Just reading the evening news.
This is what he was turned away from. haha!
Finally, after this day full of going going going, we went to dinner with Tony's family, and we tried banh xeo for the first time. It is essentially a Vietnamese crepe, filled with whatever you want. It comes out as a GIANT crepe/omelet looking thing, and you just break off a piece to eat and wrap it up in a wasabi leaf (so so good - just like a bit of lettuce (actually more like the consistency of a mint leaf, if that makes sense) that you wrap the crepe in. Kind of reminded me of Pei Wei and the lettuce wraps, but far tastier.
I'm pretty sure one was "the good one"--made with shrimp and other seafood (again, which try to kill me), and the "jenn one" which was vegetarian. Not that I have any problem with that - in fact, I am appreciative that Tony and his family were with us to keep me from dying of anaphylactic shock! Plus, I had a 7-UP, which is always refreshing. We were seated on the front porch of the restaurant, in hopes of picking up a breeze. By this time, it's probably 9 PM, we've been walking around all day seeing the sights, and we are super jet-lagged. This food was probably so much better than I remember, but I was exhausted and only ate probably 1/4 of the banh xeo!
Since we used airline miles to get to Vietnam, we were kind of at the mercy of American Airlines.
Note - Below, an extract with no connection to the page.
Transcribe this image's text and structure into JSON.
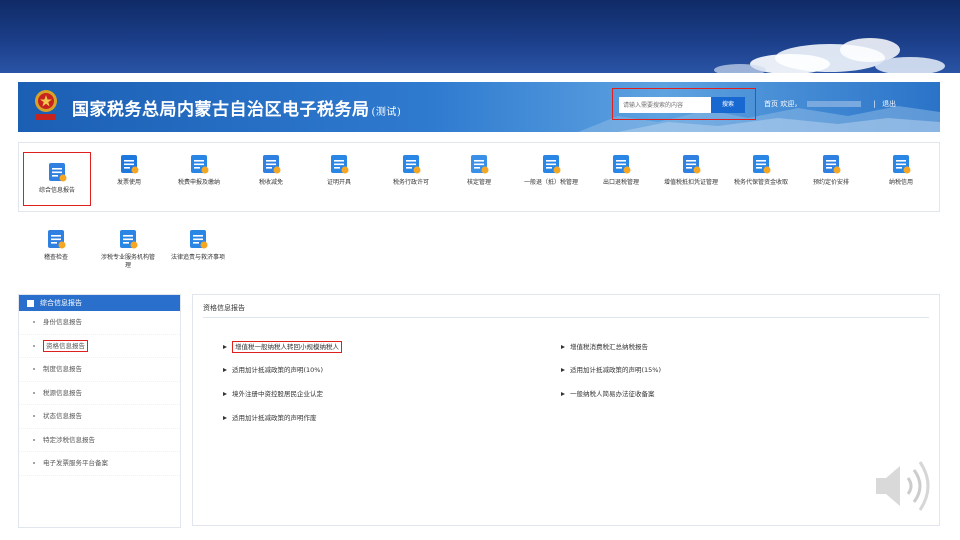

For this reason, we arrived in Saigon a full day before the rest of the group. (The extra day is this one I've just finished describing here!) Tomorrow, another 5 members of the group are arriving, and then the final two arrive a few days after that. I really liked the extra day - we got to sleep and see some sights. The only thing that was weird is that the next day, we were pretty well rested, and the newest 5 people were running into the extreme exhaustion that is caused by 22 hours in the air!